When Would You Use This Calculator?

This cgm to a1c calculator is designed for anyone who needs quick, reliable estimates without complex spreadsheets or professional consultations.

  • When you need a quick estimate before committing to a purchase or project
  • When comparing different options or scenarios side by side
  • When planning a budget and need to understand potential costs
  • When you want to verify a quote or estimate you've received from a professional
  • When teaching or learning about the concepts behind these calculations

Frequently Asked Questions

How does CGM average glucose relate to A1C?

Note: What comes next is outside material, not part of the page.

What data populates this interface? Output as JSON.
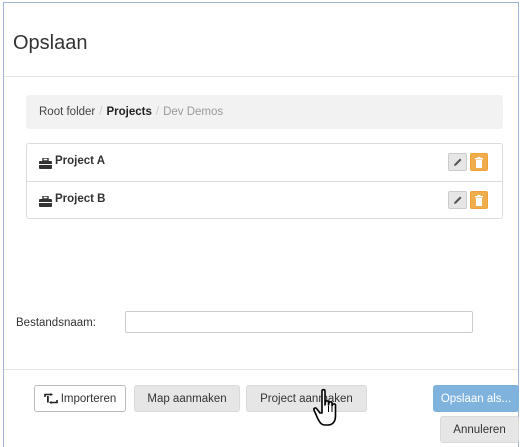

The ADAG study established the formula: A1C = (average glucose + 46.7) / 28.7. An average glucose of 120 mg/dL corresponds to approximately an A1C of 5.8%. CGM-derived estimates are now called GMI (Glucose Management Indicator) and may differ slightly from lab A1C.

What is a good time in range?

For most people with diabetes, the target is >70% time in range (70-180 mg/dL). For those without diabetes, >90% is typical. Less than 4% should be below 70 mg/dL (hypoglycemia). Each 5% improvement in time-in-range corresponds to roughly a 0.5% reduction in A1C.

Why might my CGM average differ from my lab A1C?

Lab A1C measures glycated hemoglobin over 2-3 months and is affected by red blood cell lifespan. CGM measures interstitial glucose over 14-30 days. Conditions like iron deficiency anemia, hemoglobin variants, kidney disease, or recent blood transfusions can cause lab A1C to be higher or lower than expected from glucose readings.

What is a normal average glucose?

For non-diabetic adults, average glucose is typically 80-100 mg/dL (A1C 4.6-5.4%). The prediabetes range is 117-137 mg/dL (A1C 5.7-6.4%). Optimal metabolic health advocates suggest targeting an average under 100 mg/dL with minimal spikes above 140 mg/dL.

What is GMI (Glucose Management Indicator)?

GMI is the term used for the A1C estimate derived from CGM data. It replaced the older term eA1C (estimated A1C) to clarify that it is a CGM-based calculation, not a lab measurement. GMI and lab A1C may differ by 0.3-0.5% in either direction, which is normal.

How often should I check my A1C?

For people with diabetes: every 3 months if adjusting treatment, or every 6 months if stable. For prediabetes: every 6-12 months. CGM users can track GMI continuously but should still get a lab A1C 2-4 times per year to confirm. The lab test captures information CGM does not.